- Host country: Somalia
- Date: 13 September 2016
- Cities: Mogadishu
- Participants: Djibouti Ethiopia Kenya Somalia South Sudan Sudan Uganda
- Follows: 27th IGAD Extra ordinary summit
- Precedes: 29th IGAD Extra ordinary summit

= 28th IGAD Extra ordinary summit =

The 28th Intergovernmental Authority on Development Extra ordinary summit was held on 13 September 2016 in Mogadishu, Somalia. This was a historic event for Somalia as it has not hosted a high level summit in over 30 years. The key focus of the meeting was to determine the security situation in Somalia with respect to its scheduled parliamentary election.
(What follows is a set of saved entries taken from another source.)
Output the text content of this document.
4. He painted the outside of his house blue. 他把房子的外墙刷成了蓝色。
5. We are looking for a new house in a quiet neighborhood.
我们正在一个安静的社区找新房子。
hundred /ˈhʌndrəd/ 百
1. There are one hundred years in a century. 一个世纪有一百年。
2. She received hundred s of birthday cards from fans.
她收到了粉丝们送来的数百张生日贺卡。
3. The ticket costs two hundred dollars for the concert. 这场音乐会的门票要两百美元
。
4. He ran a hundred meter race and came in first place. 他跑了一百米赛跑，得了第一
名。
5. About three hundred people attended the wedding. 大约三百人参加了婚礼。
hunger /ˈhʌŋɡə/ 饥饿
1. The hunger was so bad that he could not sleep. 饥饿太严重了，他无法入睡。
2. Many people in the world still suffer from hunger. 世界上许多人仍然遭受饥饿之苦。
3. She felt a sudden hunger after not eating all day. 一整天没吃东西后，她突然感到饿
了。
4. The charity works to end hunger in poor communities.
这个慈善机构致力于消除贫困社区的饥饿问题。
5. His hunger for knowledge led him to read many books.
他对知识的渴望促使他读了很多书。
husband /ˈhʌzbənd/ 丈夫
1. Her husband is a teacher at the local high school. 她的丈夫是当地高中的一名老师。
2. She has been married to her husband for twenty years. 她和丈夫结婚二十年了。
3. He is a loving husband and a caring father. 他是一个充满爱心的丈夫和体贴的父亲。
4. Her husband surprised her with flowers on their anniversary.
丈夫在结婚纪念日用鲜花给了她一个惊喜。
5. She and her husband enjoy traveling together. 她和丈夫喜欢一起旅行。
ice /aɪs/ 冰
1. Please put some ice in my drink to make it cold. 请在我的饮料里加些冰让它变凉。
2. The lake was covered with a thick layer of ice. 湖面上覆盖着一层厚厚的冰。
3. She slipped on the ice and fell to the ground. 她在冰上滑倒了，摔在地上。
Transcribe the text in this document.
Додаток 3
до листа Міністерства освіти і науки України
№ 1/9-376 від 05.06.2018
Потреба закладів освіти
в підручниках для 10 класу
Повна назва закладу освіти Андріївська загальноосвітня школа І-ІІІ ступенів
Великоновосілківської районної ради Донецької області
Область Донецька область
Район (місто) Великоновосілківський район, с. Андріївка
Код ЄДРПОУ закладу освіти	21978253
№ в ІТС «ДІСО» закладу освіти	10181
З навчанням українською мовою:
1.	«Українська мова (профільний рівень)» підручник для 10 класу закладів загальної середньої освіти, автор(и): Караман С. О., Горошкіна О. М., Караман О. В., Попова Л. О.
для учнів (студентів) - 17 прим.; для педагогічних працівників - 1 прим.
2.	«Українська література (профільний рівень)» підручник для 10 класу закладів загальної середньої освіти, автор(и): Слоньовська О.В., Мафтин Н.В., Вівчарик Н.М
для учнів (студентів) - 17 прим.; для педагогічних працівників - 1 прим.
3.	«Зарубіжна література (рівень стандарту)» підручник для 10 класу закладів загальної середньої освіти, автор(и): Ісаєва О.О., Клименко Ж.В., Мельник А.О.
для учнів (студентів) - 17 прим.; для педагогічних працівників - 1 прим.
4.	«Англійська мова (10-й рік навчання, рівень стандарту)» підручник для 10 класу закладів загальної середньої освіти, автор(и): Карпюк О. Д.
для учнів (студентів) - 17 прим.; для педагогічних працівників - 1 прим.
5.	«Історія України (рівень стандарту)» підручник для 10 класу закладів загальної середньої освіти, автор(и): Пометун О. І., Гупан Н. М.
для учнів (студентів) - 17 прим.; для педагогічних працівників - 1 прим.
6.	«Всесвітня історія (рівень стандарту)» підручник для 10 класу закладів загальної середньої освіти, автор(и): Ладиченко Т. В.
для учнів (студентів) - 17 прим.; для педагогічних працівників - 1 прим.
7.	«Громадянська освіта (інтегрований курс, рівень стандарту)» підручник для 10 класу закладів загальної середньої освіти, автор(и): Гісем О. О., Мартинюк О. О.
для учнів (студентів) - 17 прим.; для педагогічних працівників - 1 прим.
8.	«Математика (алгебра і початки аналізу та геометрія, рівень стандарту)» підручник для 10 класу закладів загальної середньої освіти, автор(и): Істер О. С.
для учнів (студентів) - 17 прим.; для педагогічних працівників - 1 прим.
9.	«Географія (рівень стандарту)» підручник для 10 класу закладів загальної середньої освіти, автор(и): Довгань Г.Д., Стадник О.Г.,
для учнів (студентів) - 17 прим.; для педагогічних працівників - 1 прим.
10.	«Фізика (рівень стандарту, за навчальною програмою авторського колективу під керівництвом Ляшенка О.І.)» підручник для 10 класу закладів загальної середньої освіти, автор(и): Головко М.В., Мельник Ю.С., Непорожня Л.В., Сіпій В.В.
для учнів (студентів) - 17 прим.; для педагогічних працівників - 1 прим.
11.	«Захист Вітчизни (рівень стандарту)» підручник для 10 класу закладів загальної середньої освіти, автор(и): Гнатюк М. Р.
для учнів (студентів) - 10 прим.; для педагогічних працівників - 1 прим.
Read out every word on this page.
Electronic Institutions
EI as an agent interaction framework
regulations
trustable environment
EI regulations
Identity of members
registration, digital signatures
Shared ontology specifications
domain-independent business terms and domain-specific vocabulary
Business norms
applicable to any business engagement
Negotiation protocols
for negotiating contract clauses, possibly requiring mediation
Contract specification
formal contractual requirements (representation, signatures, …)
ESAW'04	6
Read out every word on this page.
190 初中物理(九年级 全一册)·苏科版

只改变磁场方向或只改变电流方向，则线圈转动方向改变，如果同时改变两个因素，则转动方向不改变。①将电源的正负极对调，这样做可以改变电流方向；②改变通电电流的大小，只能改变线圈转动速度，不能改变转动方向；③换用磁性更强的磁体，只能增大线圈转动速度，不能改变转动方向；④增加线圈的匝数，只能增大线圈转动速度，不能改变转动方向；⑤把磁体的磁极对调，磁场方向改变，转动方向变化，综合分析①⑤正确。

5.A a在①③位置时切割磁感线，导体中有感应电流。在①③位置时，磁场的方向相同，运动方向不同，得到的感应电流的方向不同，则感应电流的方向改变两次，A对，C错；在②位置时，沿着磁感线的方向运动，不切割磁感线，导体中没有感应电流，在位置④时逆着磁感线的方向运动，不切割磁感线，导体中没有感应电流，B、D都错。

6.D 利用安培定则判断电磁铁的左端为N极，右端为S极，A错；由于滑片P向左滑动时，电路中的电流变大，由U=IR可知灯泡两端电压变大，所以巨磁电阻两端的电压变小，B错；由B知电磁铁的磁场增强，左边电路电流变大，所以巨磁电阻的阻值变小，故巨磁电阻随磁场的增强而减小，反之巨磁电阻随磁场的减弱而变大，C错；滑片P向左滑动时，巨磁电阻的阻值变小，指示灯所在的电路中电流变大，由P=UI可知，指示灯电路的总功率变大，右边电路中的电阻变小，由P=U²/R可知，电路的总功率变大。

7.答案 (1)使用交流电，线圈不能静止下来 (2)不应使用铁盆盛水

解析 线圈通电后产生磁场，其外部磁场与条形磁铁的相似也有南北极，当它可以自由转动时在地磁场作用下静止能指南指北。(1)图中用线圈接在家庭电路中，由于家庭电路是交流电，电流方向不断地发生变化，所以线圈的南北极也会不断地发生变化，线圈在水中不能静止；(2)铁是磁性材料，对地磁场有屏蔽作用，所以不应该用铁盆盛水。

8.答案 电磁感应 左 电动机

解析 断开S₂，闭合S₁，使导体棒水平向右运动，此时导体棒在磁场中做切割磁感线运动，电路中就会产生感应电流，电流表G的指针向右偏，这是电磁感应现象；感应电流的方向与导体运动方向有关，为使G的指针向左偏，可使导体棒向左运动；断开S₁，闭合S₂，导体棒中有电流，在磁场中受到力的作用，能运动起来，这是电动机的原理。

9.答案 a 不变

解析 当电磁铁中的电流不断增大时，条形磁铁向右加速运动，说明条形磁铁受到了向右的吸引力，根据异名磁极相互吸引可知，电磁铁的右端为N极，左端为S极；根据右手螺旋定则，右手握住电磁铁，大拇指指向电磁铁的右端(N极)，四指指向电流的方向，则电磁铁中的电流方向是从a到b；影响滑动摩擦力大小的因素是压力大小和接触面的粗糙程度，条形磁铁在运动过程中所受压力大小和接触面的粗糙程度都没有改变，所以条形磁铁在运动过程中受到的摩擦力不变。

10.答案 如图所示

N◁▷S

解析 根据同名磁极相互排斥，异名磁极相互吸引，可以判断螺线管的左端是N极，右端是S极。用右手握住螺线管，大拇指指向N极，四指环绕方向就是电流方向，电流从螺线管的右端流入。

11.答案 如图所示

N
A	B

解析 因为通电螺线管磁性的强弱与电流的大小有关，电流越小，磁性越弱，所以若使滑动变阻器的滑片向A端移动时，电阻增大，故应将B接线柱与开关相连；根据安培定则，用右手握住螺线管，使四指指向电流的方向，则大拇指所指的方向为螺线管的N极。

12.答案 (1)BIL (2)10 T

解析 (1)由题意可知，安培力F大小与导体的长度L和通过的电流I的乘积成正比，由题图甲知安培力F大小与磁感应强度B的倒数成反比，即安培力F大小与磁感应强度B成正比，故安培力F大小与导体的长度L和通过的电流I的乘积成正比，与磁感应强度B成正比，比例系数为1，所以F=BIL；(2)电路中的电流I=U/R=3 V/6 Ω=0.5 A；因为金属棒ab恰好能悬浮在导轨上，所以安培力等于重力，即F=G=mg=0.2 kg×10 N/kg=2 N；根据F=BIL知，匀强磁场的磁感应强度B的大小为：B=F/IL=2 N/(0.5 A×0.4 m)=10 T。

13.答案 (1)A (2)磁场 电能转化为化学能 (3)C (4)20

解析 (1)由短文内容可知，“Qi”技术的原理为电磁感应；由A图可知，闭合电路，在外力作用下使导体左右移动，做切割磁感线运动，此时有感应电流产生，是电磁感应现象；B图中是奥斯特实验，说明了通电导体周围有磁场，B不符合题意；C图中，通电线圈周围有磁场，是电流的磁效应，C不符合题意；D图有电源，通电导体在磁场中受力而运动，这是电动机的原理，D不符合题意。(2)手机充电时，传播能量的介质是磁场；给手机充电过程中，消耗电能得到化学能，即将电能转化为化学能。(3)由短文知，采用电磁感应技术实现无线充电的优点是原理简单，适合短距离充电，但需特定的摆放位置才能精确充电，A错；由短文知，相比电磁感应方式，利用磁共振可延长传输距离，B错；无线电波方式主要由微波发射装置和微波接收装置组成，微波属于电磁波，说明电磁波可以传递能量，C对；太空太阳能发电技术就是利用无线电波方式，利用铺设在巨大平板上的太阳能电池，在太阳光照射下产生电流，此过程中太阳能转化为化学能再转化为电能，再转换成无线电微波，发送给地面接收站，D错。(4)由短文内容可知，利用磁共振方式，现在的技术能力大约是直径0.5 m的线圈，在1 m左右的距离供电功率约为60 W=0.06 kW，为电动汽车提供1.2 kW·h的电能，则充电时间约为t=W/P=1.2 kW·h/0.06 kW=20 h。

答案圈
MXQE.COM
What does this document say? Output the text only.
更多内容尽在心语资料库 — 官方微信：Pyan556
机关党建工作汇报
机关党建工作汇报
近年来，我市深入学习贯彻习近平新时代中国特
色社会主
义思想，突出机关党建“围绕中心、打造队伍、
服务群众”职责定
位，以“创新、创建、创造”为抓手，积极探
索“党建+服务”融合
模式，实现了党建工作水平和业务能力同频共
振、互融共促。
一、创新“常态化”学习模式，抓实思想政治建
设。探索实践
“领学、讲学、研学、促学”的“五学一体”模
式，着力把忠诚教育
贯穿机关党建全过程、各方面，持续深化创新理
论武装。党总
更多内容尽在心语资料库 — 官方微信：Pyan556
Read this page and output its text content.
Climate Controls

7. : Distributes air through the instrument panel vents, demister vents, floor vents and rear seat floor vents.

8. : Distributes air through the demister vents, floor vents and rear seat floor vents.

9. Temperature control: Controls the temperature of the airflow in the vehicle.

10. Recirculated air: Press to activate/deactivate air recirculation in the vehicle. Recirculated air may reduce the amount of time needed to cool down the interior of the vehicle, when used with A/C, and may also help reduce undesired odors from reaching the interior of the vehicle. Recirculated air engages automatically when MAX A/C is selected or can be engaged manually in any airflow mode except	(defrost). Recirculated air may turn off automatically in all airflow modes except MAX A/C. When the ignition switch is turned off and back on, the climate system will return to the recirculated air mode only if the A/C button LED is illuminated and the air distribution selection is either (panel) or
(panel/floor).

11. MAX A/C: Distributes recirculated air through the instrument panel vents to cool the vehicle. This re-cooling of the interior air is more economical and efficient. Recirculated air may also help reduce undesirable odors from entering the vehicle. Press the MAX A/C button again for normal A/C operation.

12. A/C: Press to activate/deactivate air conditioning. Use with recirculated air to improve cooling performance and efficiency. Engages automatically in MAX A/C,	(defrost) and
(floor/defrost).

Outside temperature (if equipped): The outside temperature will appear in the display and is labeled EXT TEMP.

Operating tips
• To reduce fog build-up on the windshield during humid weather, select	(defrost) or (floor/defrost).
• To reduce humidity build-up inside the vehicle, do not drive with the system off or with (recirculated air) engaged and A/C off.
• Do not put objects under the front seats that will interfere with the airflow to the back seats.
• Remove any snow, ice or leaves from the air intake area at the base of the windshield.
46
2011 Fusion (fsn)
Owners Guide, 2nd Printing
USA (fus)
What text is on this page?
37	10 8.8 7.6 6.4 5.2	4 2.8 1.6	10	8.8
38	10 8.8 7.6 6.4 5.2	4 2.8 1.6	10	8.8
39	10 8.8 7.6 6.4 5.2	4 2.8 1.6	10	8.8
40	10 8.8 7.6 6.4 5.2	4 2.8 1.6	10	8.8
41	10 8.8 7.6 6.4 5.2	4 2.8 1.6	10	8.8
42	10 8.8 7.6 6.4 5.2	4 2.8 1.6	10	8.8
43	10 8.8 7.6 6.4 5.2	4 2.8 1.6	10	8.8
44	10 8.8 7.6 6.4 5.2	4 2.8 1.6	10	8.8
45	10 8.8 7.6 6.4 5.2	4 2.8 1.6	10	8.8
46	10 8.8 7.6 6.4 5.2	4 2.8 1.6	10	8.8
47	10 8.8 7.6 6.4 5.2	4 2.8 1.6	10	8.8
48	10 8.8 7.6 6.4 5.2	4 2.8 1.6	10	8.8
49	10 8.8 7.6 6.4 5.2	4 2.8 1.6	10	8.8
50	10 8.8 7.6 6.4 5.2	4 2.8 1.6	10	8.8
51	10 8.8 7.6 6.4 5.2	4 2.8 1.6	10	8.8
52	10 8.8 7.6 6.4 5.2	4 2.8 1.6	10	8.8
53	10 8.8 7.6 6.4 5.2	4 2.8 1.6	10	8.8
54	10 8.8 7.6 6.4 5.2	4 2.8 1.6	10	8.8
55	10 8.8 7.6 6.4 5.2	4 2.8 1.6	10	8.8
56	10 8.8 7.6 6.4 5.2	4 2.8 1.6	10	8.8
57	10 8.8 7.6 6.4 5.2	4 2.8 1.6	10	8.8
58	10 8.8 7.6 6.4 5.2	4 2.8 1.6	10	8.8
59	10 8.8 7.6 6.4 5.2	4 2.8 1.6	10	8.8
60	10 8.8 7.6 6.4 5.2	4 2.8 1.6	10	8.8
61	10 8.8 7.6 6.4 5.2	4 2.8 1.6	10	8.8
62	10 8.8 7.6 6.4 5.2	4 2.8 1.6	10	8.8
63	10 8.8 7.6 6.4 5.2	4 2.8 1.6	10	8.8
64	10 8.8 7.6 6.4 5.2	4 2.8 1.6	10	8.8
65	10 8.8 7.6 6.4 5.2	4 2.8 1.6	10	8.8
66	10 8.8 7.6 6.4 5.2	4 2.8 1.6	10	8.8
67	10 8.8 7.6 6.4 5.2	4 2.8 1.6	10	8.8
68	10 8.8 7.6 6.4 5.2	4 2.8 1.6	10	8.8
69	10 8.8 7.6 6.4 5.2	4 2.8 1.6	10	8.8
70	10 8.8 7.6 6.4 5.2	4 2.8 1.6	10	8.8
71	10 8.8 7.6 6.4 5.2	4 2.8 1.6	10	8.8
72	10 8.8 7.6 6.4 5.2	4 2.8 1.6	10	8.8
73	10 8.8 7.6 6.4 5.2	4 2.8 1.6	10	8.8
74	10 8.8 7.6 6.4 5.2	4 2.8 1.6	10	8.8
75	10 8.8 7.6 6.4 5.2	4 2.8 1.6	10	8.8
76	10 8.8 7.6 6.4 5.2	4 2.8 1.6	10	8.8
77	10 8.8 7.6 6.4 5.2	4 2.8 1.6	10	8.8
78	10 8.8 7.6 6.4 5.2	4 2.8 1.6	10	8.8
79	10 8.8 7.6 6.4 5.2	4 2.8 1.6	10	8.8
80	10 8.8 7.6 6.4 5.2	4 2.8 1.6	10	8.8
The lower-house election of Somalia is scheduled to take place on 30 October 2016.

== Participants ==

| Member | Representative | Title |
|---|---|---|
| Djibouti | Mahamoud Ali Youssouf | Minister for Foreign Affairs |
| Ethiopia | Hailemariam Desalegn | Prime Minister Chairperson of the IGAD |
| Kenya | Uhuru Kenyatta | President |
| Somalia | Hassan Sheikh Mohamud | President of Somalia |
| Sudan | Mohamed Yousif Abdelmannan | Ambassador to Somalia |
| Uganda | Yoweri Museveni | President |

The Summit was also attended by representatives of other foreign trade blocs. Representatives from the United Nations, African Union, Arab League and European Union graced their presence.